Он остановился, но не отстранился от меня, опаляя кожу на моей шее горячим дыханием.
Чем я заслужила тебя, Адриан? Чем ты заслужил меня?
Где-то вдалеке, глухо и едва уловимо зазвучал мой будильник.
Он вздохнул.
– Тебе пора идти.
Я мотнула головой. Нет-нет-нет, подождите, не сейчас.
– Нет.
– Просыпаться, – напомнил он.
Как будто бы я об этом забывала.
Я чувствовала, как реальная жизнь выхватывает меня из этой сказки, окружающая нас библиотека словно качнулась, медленно меняя свою обстановку на обстановку моей комнаты.
– Сидни… – позвал меня Адриан.
Я взглянула на него.
– Это, это все, – он обвел руками исчезающую библиотеку, – хоть что-то значило для тебя?

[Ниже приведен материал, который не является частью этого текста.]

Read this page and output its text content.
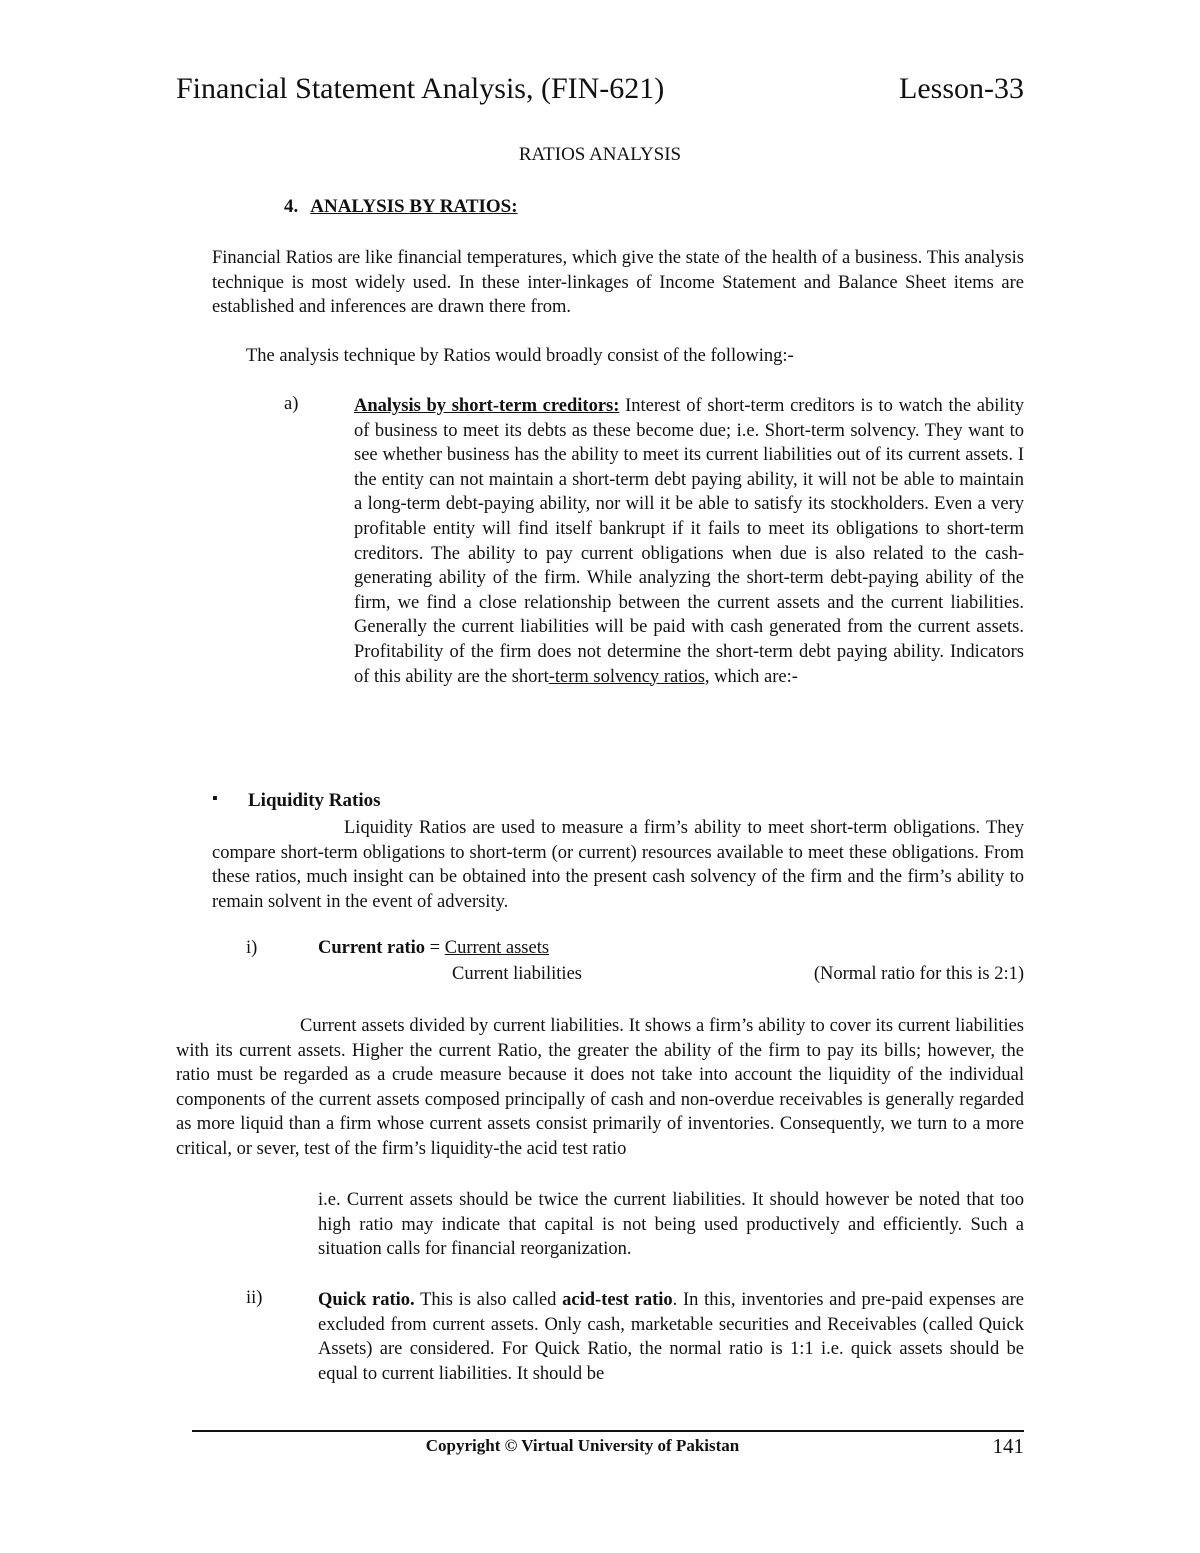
Financial Statement Analysis, (FIN-621)	Lesson-33
RATIOS ANALYSIS
4. ANALYSIS BY RATIOS:
Financial Ratios are like financial temperatures, which give the state of the health of a business. This analysis technique is most widely used. In these inter-linkages of Income Statement and Balance Sheet items are established and inferences are drawn there from.
The analysis technique by Ratios would broadly consist of the following:-
a)	Analysis by short-term creditors: Interest of short-term creditors is to watch the ability of business to meet its debts as these become due; i.e. Short-term solvency. They want to see whether business has the ability to meet its current liabilities out of its current assets. I the entity can not maintain a short-term debt paying ability, it will not be able to maintain a long-term debt-paying ability, nor will it be able to satisfy its stockholders. Even a very profitable entity will find itself bankrupt if it fails to meet its obligations to short-term creditors. The ability to pay current obligations when due is also related to the cash-generating ability of the firm. While analyzing the short-term debt-paying ability of the firm, we find a close relationship between the current assets and the current liabilities. Generally the current liabilities will be paid with cash generated from the current assets. Profitability of the firm does not determine the short-term debt paying ability. Indicators of this ability are the short-term solvency ratios, which are:-
▪ Liquidity Ratios
Liquidity Ratios are used to measure a firm’s ability to meet short-term obligations. They compare short-term obligations to short-term (or current) resources available to meet these obligations. From these ratios, much insight can be obtained into the present cash solvency of the firm and the firm’s ability to remain solvent in the event of adversity.
i)	Current ratio = Current assets
Current liabilities	(Normal ratio for this is 2:1)
Current assets divided by current liabilities. It shows a firm’s ability to cover its current liabilities with its current assets. Higher the current Ratio, the greater the ability of the firm to pay its bills; however, the ratio must be regarded as a crude measure because it does not take into account the liquidity of the individual components of the current assets composed principally of cash and non-overdue receivables is generally regarded as more liquid than a firm whose current assets consist primarily of inventories. Consequently, we turn to a more critical, or sever, test of the firm’s liquidity-the acid test ratio
i.e. Current assets should be twice the current liabilities. It should however be noted that too high ratio may indicate that capital is not being used productively and efficiently. Such a situation calls for financial reorganization.
ii)	Quick ratio. This is also called acid-test ratio. In this, inventories and pre-paid expenses are excluded from current assets. Only cash, marketable securities and Receivables (called Quick Assets) are considered. For Quick Ratio, the normal ratio is 1:1 i.e. quick assets should be equal to current liabilities. It should be
Copyright © Virtual University of Pakistan	141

Я не могла сказать всего, описать все, что чувствую. Не сейчас, когда реальность была так пугающе близко. Поэтому сказала просто:
– Да.
Он поцеловал меня.
Я проснулась в своей кровати, а в ушах эхом отдавались его последние слова: «Прости меня, Сейдж».
Осознание всего, что произошло, всего, что я себе позволила, накатывало на меня чудовищным раскаянием. Я закрыла руками глаза, отгоняя эти ощущения. Я не сделала ничего плохого… в реальности. Это больше не повторится. И никто не узнает. Я встала с кровати, по-прежнему ощущая себя предательницей.
И вместе с тем – странно счастливой.